Оба помолчали. Старуха жалостным взглядом посматривала то на пол, то на старика. Кошка, побродив по комнате, подошла наконец к старухе, посмотрела на нее и, издав вопросительное «мяу», вскочила старухе на колени.

— Мяукай, мяукай, скоро останемся вдвоем, третьего-то с нами уже не будет! — сказала старуха.

— Что уж так сильно печалиться, все там будем, один раньше, другой позже, — заговорил Матс. — Кому мы, старики, нужны! Молодым мы только помеха, так и смотрят, чтоб мы убрались поскорее. Ничего мне не жалко, только тебя жалко, старая. Об одном беспокоюсь — как ты будешь жить без меня.

— На все воля божья, бог обо всех заботится, позаботится и обо мне, горемычной. Кто знает, долго ли и мне жить осталось, я ведь уже говорила. Скоро, наверное, вслед за тобой отправлюсь. Скажу, чтобы на кладбище оставили место рядом с тобой, вот мы там и встретимся.

И они действительно скоро встретились. Матс умер через три дня. Старуха одна бродила, как тень, вокруг лачуги еще до Мартынова дня, а потом отправилась вслед за своим дорогим стариком, которому она, наверное, в течение всей жизни ни разу не сказала «милый» или «дорогой».

Место их вскоре занял новый бобыль с молодой женой и кудрявым сынишкой. О стариках скоро забыли, а ведь и они прожили свой век и были когда-то молоды. Был и у них когда-то маленький сынок, который так весело играл, так звонко смеялся.

Однако новому обитателю хибарки не так везло, как Матсу, вовсе не так: в лачуге на Мяэтагузе удача умерла вместе с Матсом.
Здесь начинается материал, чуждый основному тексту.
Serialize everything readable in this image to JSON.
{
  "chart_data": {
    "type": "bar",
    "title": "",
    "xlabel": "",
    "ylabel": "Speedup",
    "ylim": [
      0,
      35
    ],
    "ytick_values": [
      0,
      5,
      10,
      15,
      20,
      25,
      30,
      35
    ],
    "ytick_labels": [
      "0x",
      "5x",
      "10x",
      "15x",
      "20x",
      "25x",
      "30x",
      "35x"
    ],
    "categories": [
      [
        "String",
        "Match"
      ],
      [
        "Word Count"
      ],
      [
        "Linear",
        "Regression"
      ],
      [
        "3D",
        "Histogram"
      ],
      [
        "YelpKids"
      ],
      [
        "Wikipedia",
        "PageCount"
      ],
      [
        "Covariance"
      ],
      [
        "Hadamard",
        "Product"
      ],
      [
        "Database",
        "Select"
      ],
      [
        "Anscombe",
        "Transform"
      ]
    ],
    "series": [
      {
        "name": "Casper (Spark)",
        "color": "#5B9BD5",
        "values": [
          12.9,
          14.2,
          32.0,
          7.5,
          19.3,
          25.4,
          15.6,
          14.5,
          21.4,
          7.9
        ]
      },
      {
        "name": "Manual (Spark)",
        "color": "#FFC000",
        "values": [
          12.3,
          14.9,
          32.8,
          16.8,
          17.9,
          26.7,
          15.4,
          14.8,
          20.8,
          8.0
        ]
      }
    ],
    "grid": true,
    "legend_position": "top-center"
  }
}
Она умерла вместе с теми приметами и приемами, которые Матс унес с собой в могилу. Поэтому у нового бобыля нет ни лодки, ни ружья, ни рыболовных снастей. Он как-то завел себе удочку и пошел с ней на реку, но домой вернулся с пустыми руками: удочку свою он словно в колодец опустил, так и проторчала она в реке зазря. Только осенью он, как Матс, таскает на спине с болота сено в мешке, перевязанном лозой, таскает, сгорбившись, как и Матс, и шагает, отдуваясь, по протоптанной Матсом тропинке.